I took pictures just like everyone else; with the rest of the teachers, with the students who were singing, by the billboard and of the school. A celebration of teachers! China gives me many opportunities to feel special, kinda like a celebrity. Most of the time, I enjoy the moment. All of the teachers received a beautiful flowers. We were also given a lovely potted plant to take home and some of the children handed out flowers to teachers as well. I was thankful that even though I have not been teaching at the school for very long, I was not left out.
After a mini program for teachers day out on the exercise ground, we continued on with the day. However, the festivities were not over. All of the teachers, and their families, were invited to go to a restaurant across town to eat a special meal of roasted pigeon. Most of the teachers at my school joined in and we all packed into two tour buses. Riding in a bus surrounded by teachers in a festive mood, I feel proud to call myself a teacher.
Arriving at the restaurant, I pity the teachers sit at the table with us. How hard will it will be for them to overcome their shyness and try to speak to two newcomers with their basic English? Instead of being shy, they speak anyway and told us the names of things in Chinese. We promptly began to butcher the language. One teacher shared that she enjoyed listening to Selena Gomez. I happened to have a song on my phone and we talked about that for a while.
A parent and the headmaster stood and made a toast to the school, the teachers and the day. We joined in. I was waiting for someone to break out and start karaoke, but it did not happen. We began our meal. If you have ever had a family style meal, it was very similar. The food kept coming and coming. We started out with soup and then had a variety of vegetables with rice and fried fish, followed up by the much awaited pigeon. Bean was willing to try most of the dishes. In China, often fish, chicken and duck are served with their head on, Bean will not eat it. For the end of the meal, we were served a special bread of the region. I was too full to want to carry left overs home, but many people were thrilled to fill a bag. I like being in a country were doggy bags are acceptable!
Waiting for the bus to take us back to the school, many teachers and their families decided to take a walk through the countryside. We joined them and walked with a teacher acts as my assistant. How likely is it to have an assistant who speaks english and who is herself a single mother? Not very, but it happened for me! We learned a little more about the area and made a date to get together with our children.

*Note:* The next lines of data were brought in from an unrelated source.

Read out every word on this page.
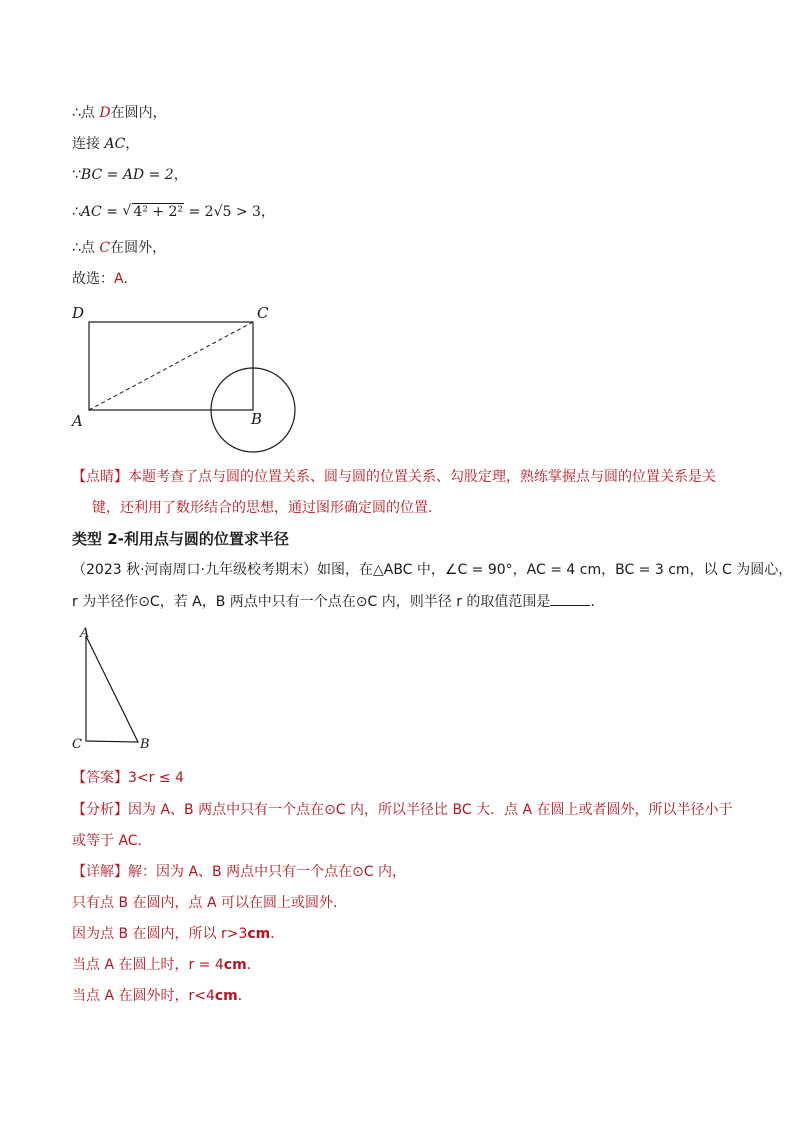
∴点 D在圆内，
连接 AC，
∵BC = AD = 2，
∴AC = √ 4² + 2² = 2√5 > 3，
∴点 C在圆外，
故选：A.
D	C
A	B
【点睛】本题考查了点与圆的位置关系、圆与圆的位置关系、勾股定理，熟练掌握点与圆的位置关系是关
键，还利用了数形结合的思想，通过图形确定圆的位置．
类型 2-利用点与圆的位置求半径
（2023 秋·河南周口·九年级校考期末）如图，在△ABC 中，∠C = 90°，AC = 4 cm，BC = 3 cm，以 C 为圆心，
r 为半径作⊙C，若 A，B 两点中只有一个点在⊙C 内，则半径 r 的取值范围是	.
A
C	B
【答案】3<r ≤ 4
【分析】因为 A、B 两点中只有一个点在⊙C 内，所以半径比 BC 大．点 A 在圆上或者圆外，所以半径小于
或等于 AC．
【详解】解：因为 A、B 两点中只有一个点在⊙C 内，
只有点 B 在圆内，点 A 可以在圆上或圆外．
因为点 B 在圆内，所以 r>3cm．
当点 A 在圆上时，r = 4cm．
当点 A 在圆外时，r<4cm．
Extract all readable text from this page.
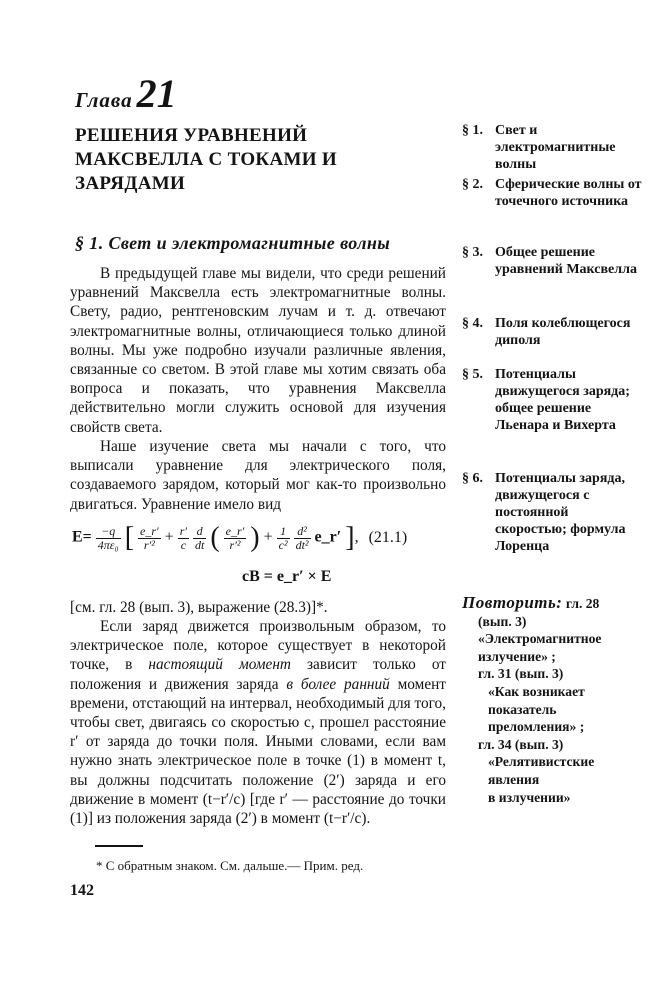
Глава 21
РЕШЕНИЯ УРАВНЕНИЙ МАКСВЕЛЛА С ТОКАМИ И ЗАРЯДАМИ
§ 1. Свет и электромагнитные волны

В предыдущей главе мы видели, что среди решений уравнений Максвелла есть электромагнитные волны. Свету, радио, рентгеновским лучам и т. д. отвечают электромагнитные волны, отличающиеся только длиной волны. Мы уже подробно изучали различные явления, связанные со светом. В этой главе мы хотим связать оба вопроса и показать, что уравнения Максвелла действительно могли служить основой для изучения свойств света.

Наше изучение света мы начали с того, что выписали уравнение для электрического поля, создаваемого зарядом, который мог как-то произвольно двигаться. Уравнение имело вид

$E= \frac{-q}{\text{4πε₀}}$ [ $\frac{e\_r'}{\text{r′²}} + \frac{r'}{c}$
$\frac{d}{dt}$ ( $\frac{e\_r'}{\text{r′²}}$ ) + $\frac{1}{\text{c²}}$
$\frac{\text{d²}}{\text{dt²}}$ e_r′ ], (21.1)
cB = e_r′ × E

[см. гл. 28 (вып. 3), выражение (28.3)]*.

Если заряд движется произвольным образом, то электрическое поле, которое существует в некоторой точке, в настоящий момент зависит только от положения и движения заряда в более ранний момент времени, отстающий на интервал, необходимый для того, чтобы свет, двигаясь со скоростью c, прошел расстояние r′ от заряда до точки поля. Иными словами, если вам нужно знать электрическое поле в точке (1) в момент t, вы должны подсчитать положение (2′) заряда и его движение в момент (t−r′/c) [где r′ — расстояние до точки (1)] из положения заряда (2′) в момент (t−r′/c).

* С обратным знаком. См. дальше.— Прим. ред.
142
§ 1. Свет и электромагнитные волны
§ 2. Сферические волны от точечного источника
§ 3. Общее решение уравнений Максвелла
§ 4. Поля колеблющегося диполя
§ 5. Потенциалы движущегося заряда; общее решение Льенара и Вихерта
§ 6. Потенциалы заряда, движущегося с постоянной скоростью; формула Лоренца
Повторить: гл. 28
(вып. 3) «Электромагнитное излучение» ;
гл. 31 (вып. 3)
«Как возникает показатель преломления» ;
гл. 34 (вып. 3)
«Релятивистские явления
в излучении»
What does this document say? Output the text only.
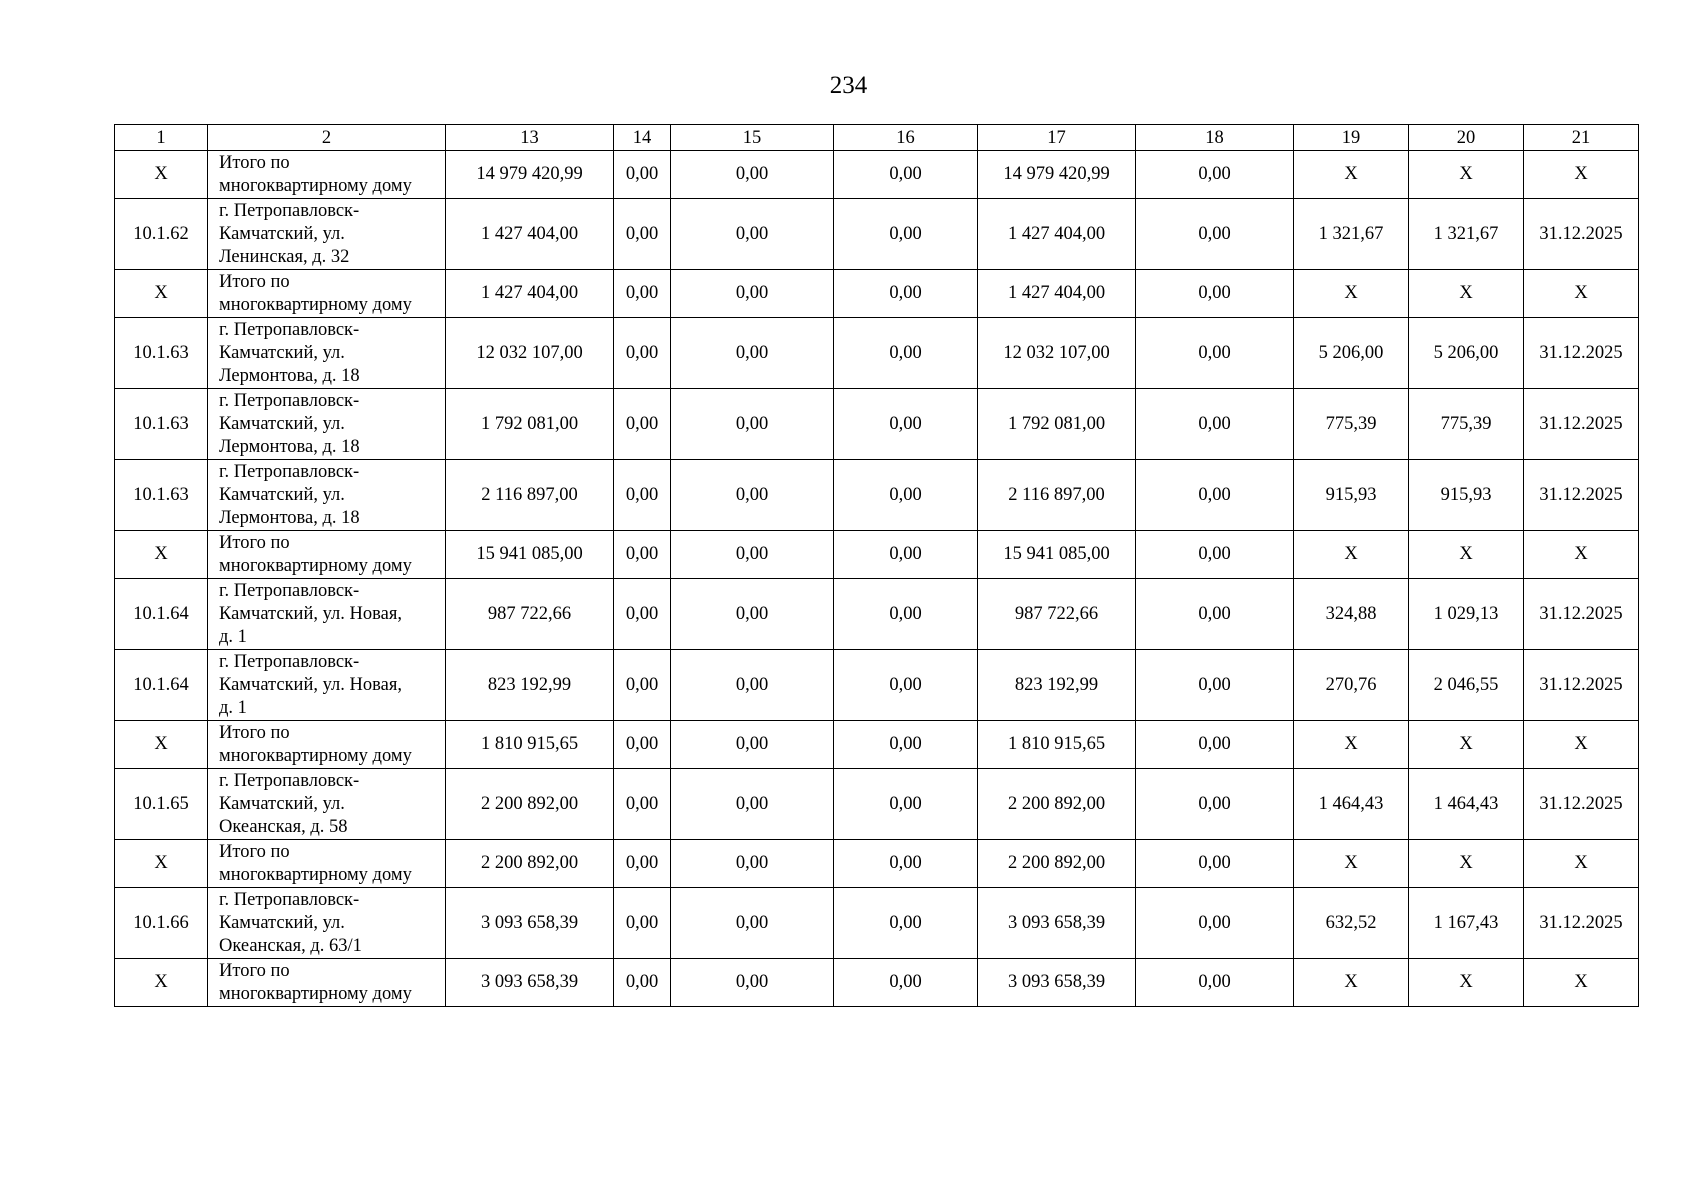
234
1	2	13	14	15	16	17	18	19	20	21
X	Итого по
многоквартирному дому	14 979 420,99	0,00	0,00	0,00	14 979 420,99	0,00	X	X	X
10.1.62	г. Петропавловск-
Камчатский, ул.
Ленинская, д. 32	1 427 404,00	0,00	0,00	0,00	1 427 404,00	0,00	1 321,67	1 321,67	31.12.2025
X	Итого по
многоквартирному дому	1 427 404,00	0,00	0,00	0,00	1 427 404,00	0,00	X	X	X
10.1.63	г. Петропавловск-
Камчатский, ул.
Лермонтова, д. 18	12 032 107,00	0,00	0,00	0,00	12 032 107,00	0,00	5 206,00	5 206,00	31.12.2025
10.1.63	г. Петропавловск-
Камчатский, ул.
Лермонтова, д. 18	1 792 081,00	0,00	0,00	0,00	1 792 081,00	0,00	775,39	775,39	31.12.2025
10.1.63	г. Петропавловск-
Камчатский, ул.
Лермонтова, д. 18	2 116 897,00	0,00	0,00	0,00	2 116 897,00	0,00	915,93	915,93	31.12.2025
X	Итого по
многоквартирному дому	15 941 085,00	0,00	0,00	0,00	15 941 085,00	0,00	X	X	X
10.1.64	г. Петропавловск-
Камчатский, ул. Новая,
д. 1	987 722,66	0,00	0,00	0,00	987 722,66	0,00	324,88	1 029,13	31.12.2025
10.1.64	г. Петропавловск-
Камчатский, ул. Новая,
д. 1	823 192,99	0,00	0,00	0,00	823 192,99	0,00	270,76	2 046,55	31.12.2025
X	Итого по
многоквартирному дому	1 810 915,65	0,00	0,00	0,00	1 810 915,65	0,00	X	X	X
10.1.65	г. Петропавловск-
Камчатский, ул.
Океанская, д. 58	2 200 892,00	0,00	0,00	0,00	2 200 892,00	0,00	1 464,43	1 464,43	31.12.2025
X	Итого по
многоквартирному дому	2 200 892,00	0,00	0,00	0,00	2 200 892,00	0,00	X	X	X
10.1.66	г. Петропавловск-
Камчатский, ул.
Океанская, д. 63/1	3 093 658,39	0,00	0,00	0,00	3 093 658,39	0,00	632,52	1 167,43	31.12.2025
X	Итого по
многоквартирному дому	3 093 658,39	0,00	0,00	0,00	3 093 658,39	0,00	X	X	X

Before getting on the buses, a private company gave us cases of date milk. I was sceptical of taking home a large case of milk. What if I didn’t like it and Bean would not drink it? No sense in take something and wasting it. We tried one and loved it. That milk was gone within a few days.
Teachers Day turned out to be a pleasant surprise and an experience that I thoroughly enjoyed. If more countries celebrated teachers the way that China does, maybe more young people would find it a job worth having! Bean says she is going to be a teacher when she grows up. I tell her, “That is an excellent choice.”